Filed under: album, review | Tags: juliana hatfield, peace and love, terry mulcahy
Peace & Love •••
Ye Olde Records
From Anthony and Cleopatra to Brad and Angelina, the braying masses have been fascinated with turbulent, enigmatic celebrity coupledom. And while the sphere of indie music is not especially known for producing glossy magazine figureheads, nor are its fans known for their propensity toward asinine speculation, it isn’t a world bereft of will-they-won’t-they gossip. Forget your Kurt and Courtneys though, because nestled quietly in the heart of this noisy, chaotic industry was the love affair of Evan Dando and Juliana Hatfield. While their relationship (or lack thereof) has been discussed to death over the years, it’s clear that, “just friends” or nay, the bond they share is one that feeds them both with a good deal of their creativity. And on Hatfield’s eleventh solo effort Peace & Love, Dando is a spectre that still holds great importance. Far from being an embittered or ironic title, Hatfield has produced an album replete with hopeful songs that make for surprisingly intimate and confessional pieces – a trait that she seems to shrug off as insignificant. She is known for being both direct and simple in her approach lyrically, and the songs on offer here are a perfect example of this.
True to form, Hatfield has placed, directly in the middle of proceedings, a track entitled simply ‘Evan’. It is an acoustic delight; Hatfield’s gentle strumming is a sweet accompaniment to her notoriously girlish vocals. Lyrically she addresses none of the rumours surrounding their partnership but instead goes for a heartbreakingly personal address to Dando himself. “Evan, we’re burnt by the same sun / wherever you are, wherever I run,” she coos in a line that defines the song’s ethos, and that of the whole album; putting anger and painful memories aside in favour of seeking out those elusive qualities that bind all humans; the struggle to love, the search for peace. The song is rounded out by the inclusion of gentle electric guitar, harmonica and sparse piano as Hatfield repeats “Evan, I just love you I guess”. It’s touching, honest and sanguine.

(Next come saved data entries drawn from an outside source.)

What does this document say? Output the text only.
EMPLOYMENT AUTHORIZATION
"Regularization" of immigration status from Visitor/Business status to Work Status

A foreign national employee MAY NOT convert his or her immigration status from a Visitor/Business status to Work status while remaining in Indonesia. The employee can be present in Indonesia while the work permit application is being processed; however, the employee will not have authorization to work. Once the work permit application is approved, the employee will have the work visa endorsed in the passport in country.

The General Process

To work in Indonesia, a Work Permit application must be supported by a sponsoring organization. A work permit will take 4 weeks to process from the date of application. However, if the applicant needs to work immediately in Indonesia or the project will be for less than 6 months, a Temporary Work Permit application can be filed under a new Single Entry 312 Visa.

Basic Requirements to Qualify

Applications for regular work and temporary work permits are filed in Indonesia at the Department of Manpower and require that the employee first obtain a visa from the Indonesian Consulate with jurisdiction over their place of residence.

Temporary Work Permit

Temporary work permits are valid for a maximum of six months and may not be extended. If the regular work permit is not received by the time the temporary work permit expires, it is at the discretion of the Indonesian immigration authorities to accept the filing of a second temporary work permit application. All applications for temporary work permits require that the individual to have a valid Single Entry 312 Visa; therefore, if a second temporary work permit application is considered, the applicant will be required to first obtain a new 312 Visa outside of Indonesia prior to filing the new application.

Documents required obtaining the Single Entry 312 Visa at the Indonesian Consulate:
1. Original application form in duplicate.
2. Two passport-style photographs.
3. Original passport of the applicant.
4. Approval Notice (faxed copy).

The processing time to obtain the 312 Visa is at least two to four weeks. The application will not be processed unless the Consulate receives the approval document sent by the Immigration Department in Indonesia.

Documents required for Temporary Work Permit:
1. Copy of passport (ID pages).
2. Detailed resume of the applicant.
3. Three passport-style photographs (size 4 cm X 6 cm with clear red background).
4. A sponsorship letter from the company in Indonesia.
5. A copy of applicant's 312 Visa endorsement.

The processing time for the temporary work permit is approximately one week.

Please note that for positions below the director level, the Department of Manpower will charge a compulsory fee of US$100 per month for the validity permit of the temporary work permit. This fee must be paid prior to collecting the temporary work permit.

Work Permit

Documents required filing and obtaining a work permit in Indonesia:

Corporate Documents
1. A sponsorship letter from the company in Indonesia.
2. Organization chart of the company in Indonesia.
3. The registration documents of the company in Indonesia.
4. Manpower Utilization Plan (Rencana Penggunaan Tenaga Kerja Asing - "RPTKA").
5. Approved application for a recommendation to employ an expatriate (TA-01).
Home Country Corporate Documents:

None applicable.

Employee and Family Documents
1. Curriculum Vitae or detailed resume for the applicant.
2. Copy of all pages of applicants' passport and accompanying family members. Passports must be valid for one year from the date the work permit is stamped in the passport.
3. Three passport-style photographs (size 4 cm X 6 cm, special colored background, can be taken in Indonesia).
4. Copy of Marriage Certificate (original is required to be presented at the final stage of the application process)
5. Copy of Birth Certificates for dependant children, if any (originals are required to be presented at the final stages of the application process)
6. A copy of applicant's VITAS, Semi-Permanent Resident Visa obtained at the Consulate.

‘Evan’ is a good marker for the album as a whole, produced by Hatfield herself. She also played all the instruments and recorded the whole shebang on an eight-track digital recorder. Noticeably lacking in the production values of her more recent releases, for Peace & Love Hatfield has opted to re-explore the DIY ethic of her youth. An admirable change in pace, it sounds sparse but crystal clear, with Hatfield’s radio-friendly vocals having a very pure quality. Eschewing her grunge-rock heritage in favour of gentle pieces that bring the lyrics to the fore sometimes works against her, however, creating embarrassingly twee pieces like ‘Butterflies’, ‘Why Can’t We Love Each Other’ and ‘Faith In Our Friends’, none of which ever rise above the most obvious interpretation of their titles. Respectively they are a song about pretty butterflies, the futility of conflict, and the importance of unconditional love (the latter of which, to its credit, has a pleasing alt-country sensibility complete with twangy acoustic guitar and catchy drum machine beat).
It’s a shame that, with ‘Evan’, Hatfield has created not only the main focal point of the album but also by far its best track, with the rest of the songs sadly paling in their ability to create anything musically complex. Opting for minimalism, only a few tracks stand out; ‘What Is Wrong’ is both discordant and sweet, the lilting key changes and unexpected electric guitar solo preventing the piece from descending into the realms of adult-contemporary anonymity. The title track begins with foreboding chords very much reminiscent of Shannon Wright before slurring into a delightful chorus with saccharine vocals and soothing guitar strums; the key refrain “I won’t give up / on peace and love” does well to set out the agenda for the album in its plainest terms. Lastly, ‘I’m Disappearing’, while musically forgettable, offers a very poignant exploration of anorexia: “My bluest veins / are hidden by what i’m wearing,” sings Hatfield in her most vulnerable vocal. Just as we expect of her, it is brutally honest without being brutal.
As an album it’s hard to escape the fact that Peace & Love is disappointing. When compared with Hatfield’s more exciting past efforts, acoustic or not, a better album is to be expected. While it seems churlish to critique what was obviously such a labour of love, and one that does show considerable skill and passion, Peace & Love doesn’t really aspire to more than “pleasantly adequate” status.